The Temple of St. Goldberg
The second thing to come to terms with is the idea of doing everything manually. With Visual Studio on Windows, everything is handled for you. You don’t realize just how much the term ‘everything’ encompasses until that support is gone. Getting started with Scala development on a Mac is an entirely different experience.
First, there was no IDE. Actually, there are several IDEs that work with Scala (the best, in my opinion, being IDEA by JetBrains) but, for the purposes of the project I had just joined, all the work is done from a Terminal window (the command line) and a plain Jane text editor (I use TextMate). In order to actually do my work I needed to install a bucket-load of incongruously named applications and utilities.

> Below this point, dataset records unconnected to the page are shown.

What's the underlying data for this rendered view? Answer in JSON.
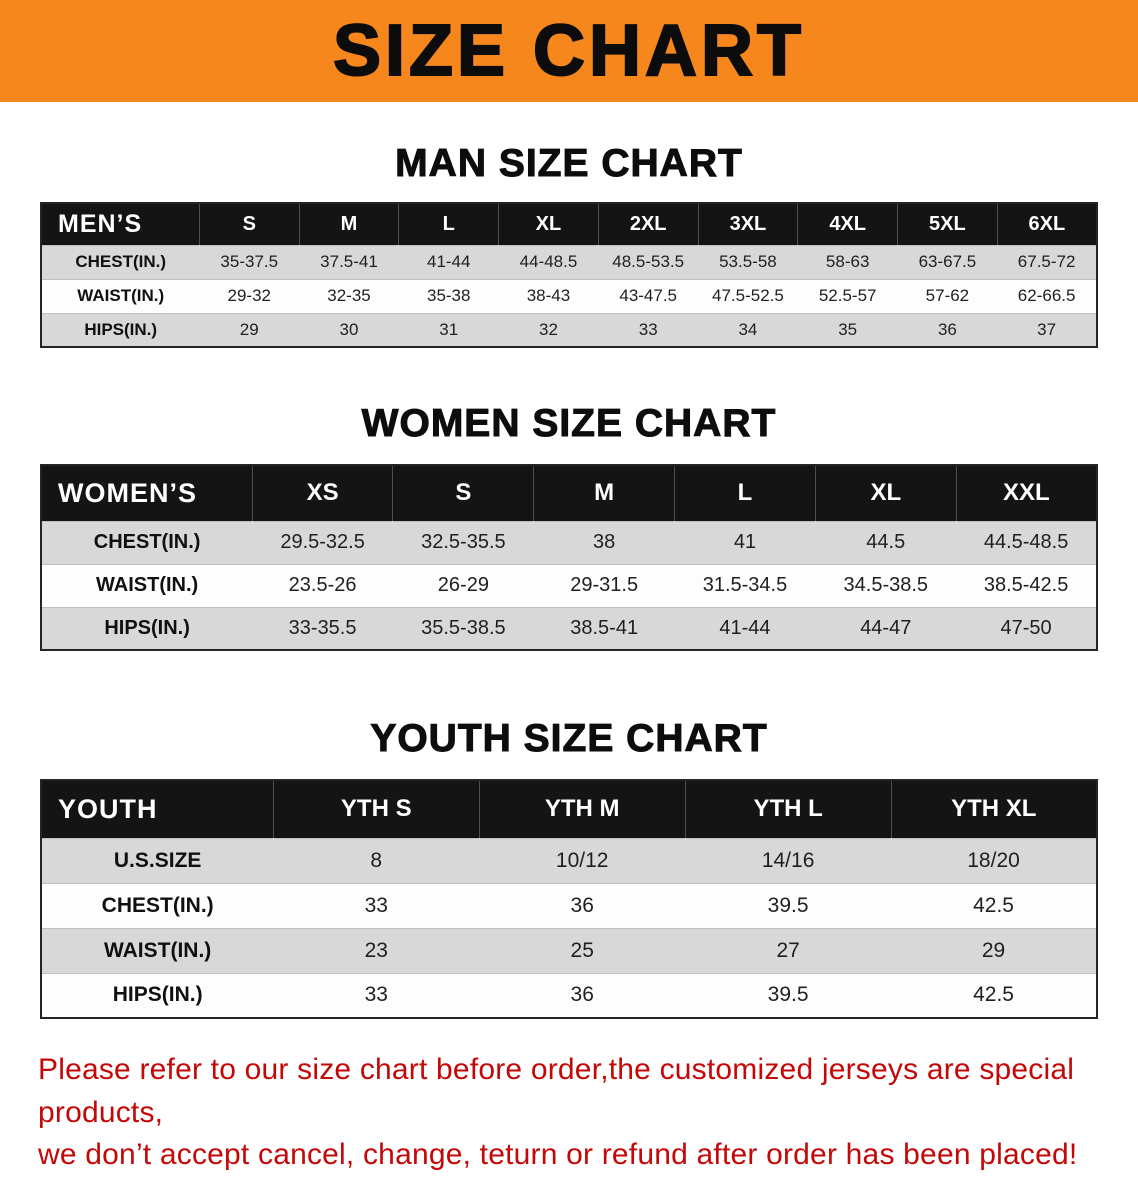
{
  "banner": {
    "title": "SIZE CHART"
  },
  "sections": [
    {
      "id": "men",
      "heading": "MAN SIZE CHART",
      "table": {
        "header": [
          "MEN’S",
          "S",
          "M",
          "L",
          "XL",
          "2XL",
          "3XL",
          "4XL",
          "5XL",
          "6XL"
        ],
        "rows": [
          [
            "CHEST(IN.)",
            "35-37.5",
            "37.5-41",
            "41-44",
            "44-48.5",
            "48.5-53.5",
            "53.5-58",
            "58-63",
            "63-67.5",
            "67.5-72"
          ],
          [
            "WAIST(IN.)",
            "29-32",
            "32-35",
            "35-38",
            "38-43",
            "43-47.5",
            "47.5-52.5",
            "52.5-57",
            "57-62",
            "62-66.5"
          ],
          [
            "HIPS(IN.)",
            "29",
            "30",
            "31",
            "32",
            "33",
            "34",
            "35",
            "36",
            "37"
          ]
        ]
      }
    },
    {
      "id": "women",
      "heading": "WOMEN SIZE CHART",
      "table": {
        "header": [
          "WOMEN’S",
          "XS",
          "S",
          "M",
          "L",
          "XL",
          "XXL"
        ],
        "rows": [
          [
            "CHEST(IN.)",
            "29.5-32.5",
            "32.5-35.5",
            "38",
            "41",
            "44.5",
            "44.5-48.5"
          ],
          [
            "WAIST(IN.)",
            "23.5-26",
            "26-29",
            "29-31.5",
            "31.5-34.5",
            "34.5-38.5",
            "38.5-42.5"
          ],
          [
            "HIPS(IN.)",
            "33-35.5",
            "35.5-38.5",
            "38.5-41",
            "41-44",
            "44-47",
            "47-50"
          ]
        ]
      }
    },
    {
      "id": "youth",
      "heading": "YOUTH SIZE CHART",
      "table": {
        "header": [
          "YOUTH",
          "YTH S",
          "YTH M",
          "YTH L",
          "YTH XL"
        ],
        "rows": [
          [
            "U.S.SIZE",
            "8",
            "10/12",
            "14/16",
            "18/20"
          ],
          [
            "CHEST(IN.)",
            "33",
            "36",
            "39.5",
            "42.5"
          ],
          [
            "WAIST(IN.)",
            "23",
            "25",
            "27",
            "29"
          ],
          [
            "HIPS(IN.)",
            "33",
            "36",
            "39.5",
            "42.5"
          ]
        ]
      }
    }
  ],
  "footer": {
    "lines": [
      "Please refer to our size chart before order,the customized jerseys are special products,",
      "we don’t accept cancel, change, teturn or refund after order has been placed!"
    ]
  },
  "colors": {
    "banner_bg": "#F6871D",
    "header_bg": "#141414",
    "row_shaded": "#d8d8d8",
    "footer_text": "#c40808"
  }
}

For example, there’s a system similar to Nuget called Homebrew that allows you handle installing and updating components and SDKs. Then, once you’ve got Homebrew in place you can pull down Git to handle your source control, SBT (Scala Build Tool) to execute builds and unit tests, the Java SDKs, the Scala SDKs, and the Akka SDKs. And then you can go ahead and configure everything to work together.
By comparison to simply installing and starting Visual Studio the process of getting started on a Mac feels like you’re building a Rube Goldberg machine. Each package has dependencies on other packages that may or may not need configuration tweaks to get them working. Homebrew handles most of this but you’ll likely have a lot of false starts before you’ve got a stable platform.
The payoff, though, is that once you’re done, you’ll have a very powerful development platform that you can control in the most minute and precise ways. It’s painful at first but totally worth the effort.